The White Cockatoo is a murder mystery novel written by Mignon G. Eberhart. It was published by Doubleday, Doran & Co. in 1933. It was later released in December, 1993, by Thorndike Press. The novel served as the basis of the 1935 film of the same name directed by Alan Crosland.

==Plot summary==
Americans Sue Talley and Jim Sundean find themselves at the same large, off-season hotel in the south of France. Amidst a constant spooky, atmospheric wind, a series of murders occur; Sue begins to suspect that the deaths are connected to her arrival.

==Composition==
Eberhart drew on her experiences traveling in the Maritime Alps and staying in just such a hotel in the winter of 1931–32. The name of the town in the book is left intentionally obscure by Eberhart, with the implication that it may be Avignon.

== Reception ==
The White Cockatoo received mixed-to-positive reviews. It was called "a thoroughly excellent thriller" by the Aberdeen Times, and similarly described as above "the ordinary blood and thunder class" by The Sunday Times.

The New York Times described The White Cockatoo as overly convoluted. The reviewer lamented the fact that Sarah Keate, the primary character of Eberhart's previous few books, did not make an appearance: "It might have been better if she had."

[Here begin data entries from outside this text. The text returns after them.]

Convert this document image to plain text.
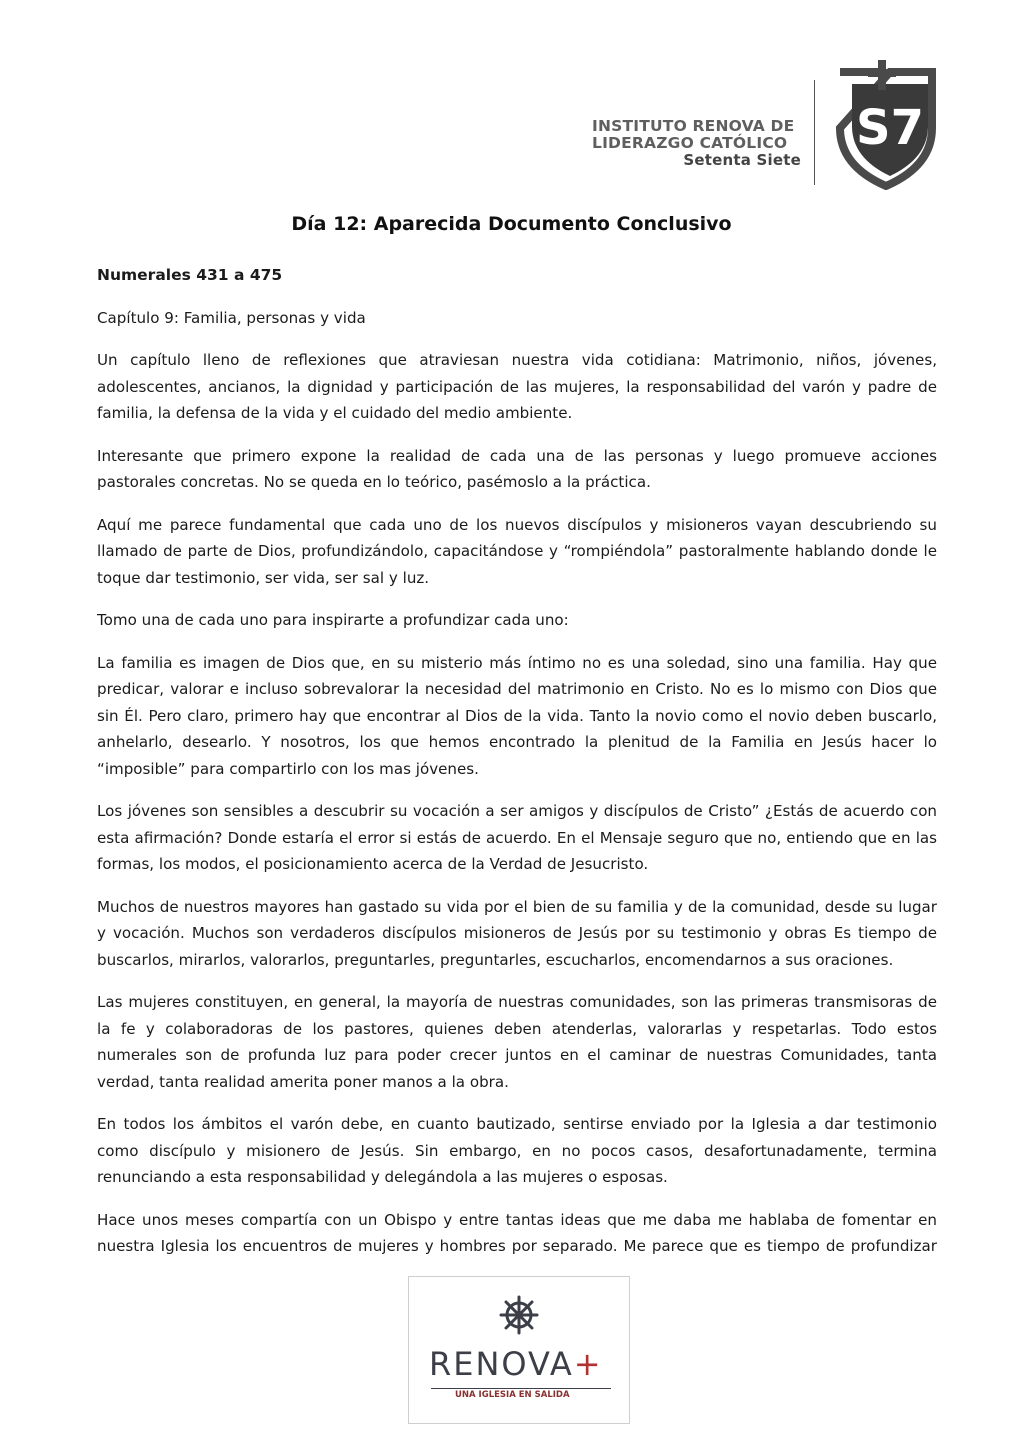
INSTITUTO RENOVA DE
LIDERAZGO CATÓLICO
Setenta Siete
S7
Día 12: Aparecida Documento Conclusivo

Numerales 431 a 475

Capítulo 9: Familia, personas y vida

Un capítulo lleno de reflexiones que atraviesan nuestra vida cotidiana: Matrimonio, niños, jóvenes, adolescentes, ancianos, la dignidad y participación de las mujeres, la responsabilidad del varón y padre de familia, la defensa de la vida y el cuidado del medio ambiente.

Interesante que primero expone la realidad de cada una de las personas y luego promueve acciones pastorales concretas. No se queda en lo teórico, pasémoslo a la práctica.

Aquí me parece fundamental que cada uno de los nuevos discípulos y misioneros vayan descubriendo su llamado de parte de Dios, profundizándolo, capacitándose y “rompiéndola” pastoralmente hablando donde le toque dar testimonio, ser vida, ser sal y luz.

Tomo una de cada uno para inspirarte a profundizar cada uno:

La familia es imagen de Dios que, en su misterio más íntimo no es una soledad, sino una familia. Hay que predicar, valorar e incluso sobrevalorar la necesidad del matrimonio en Cristo. No es lo mismo con Dios que sin Él. Pero claro, primero hay que encontrar al Dios de la vida. Tanto la novio como el novio deben buscarlo, anhelarlo, desearlo. Y nosotros, los que hemos encontrado la plenitud de la Familia en Jesús hacer lo “imposible” para compartirlo con los mas jóvenes.

Los jóvenes son sensibles a descubrir su vocación a ser amigos y discípulos de Cristo” ¿Estás de acuerdo con esta afirmación? Donde estaría el error si estás de acuerdo. En el Mensaje seguro que no, entiendo que en las formas, los modos, el posicionamiento acerca de la Verdad de Jesucristo.

Muchos de nuestros mayores han gastado su vida por el bien de su familia y de la comunidad, desde su lugar y vocación. Muchos son verdaderos discípulos misioneros de Jesús por su testimonio y obras Es tiempo de buscarlos, mirarlos, valorarlos, preguntarles, preguntarles, escucharlos, encomendarnos a sus oraciones.

Las mujeres constituyen, en general, la mayoría de nuestras comunidades, son las primeras transmisoras de la fe y colaboradoras de los pastores, quienes deben atenderlas, valorarlas y respetarlas. Todo estos numerales son de profunda luz para poder crecer juntos en el caminar de nuestras Comunidades, tanta verdad, tanta realidad amerita poner manos a la obra.

En todos los ámbitos el varón debe, en cuanto bautizado, sentirse enviado por la Iglesia a dar testimonio como discípulo y misionero de Jesús. Sin embargo, en no pocos casos, desafortunadamente, termina renunciando a esta responsabilidad y delegándola a las mujeres o esposas.

Hace unos meses compartía con un Obispo y entre tantas ideas que me daba me hablaba de fomentar en nuestra Iglesia los encuentros de mujeres y hombres por separado. Me parece que es tiempo de profundizar

RENOVA+
UNA IGLESIA EN SALIDA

Among Eberhart's literary contemporaries, the novel was well received. In a private letter to Fanny Butcher, author Gertrude Stein reported that she was reading The White Cockatoo and was impressed by Eberhart's "xtraordinary" writing skill. Crime novelist Dorothy L. Sayers publicly praised the novel. A 1937 UK edition, published by The Bodley Head, carried a positive quote from Jefferson Farjeon, praising The White Cockatoo for its "most intriguing" cast of characters and its "genuinely thrilling atmosphere."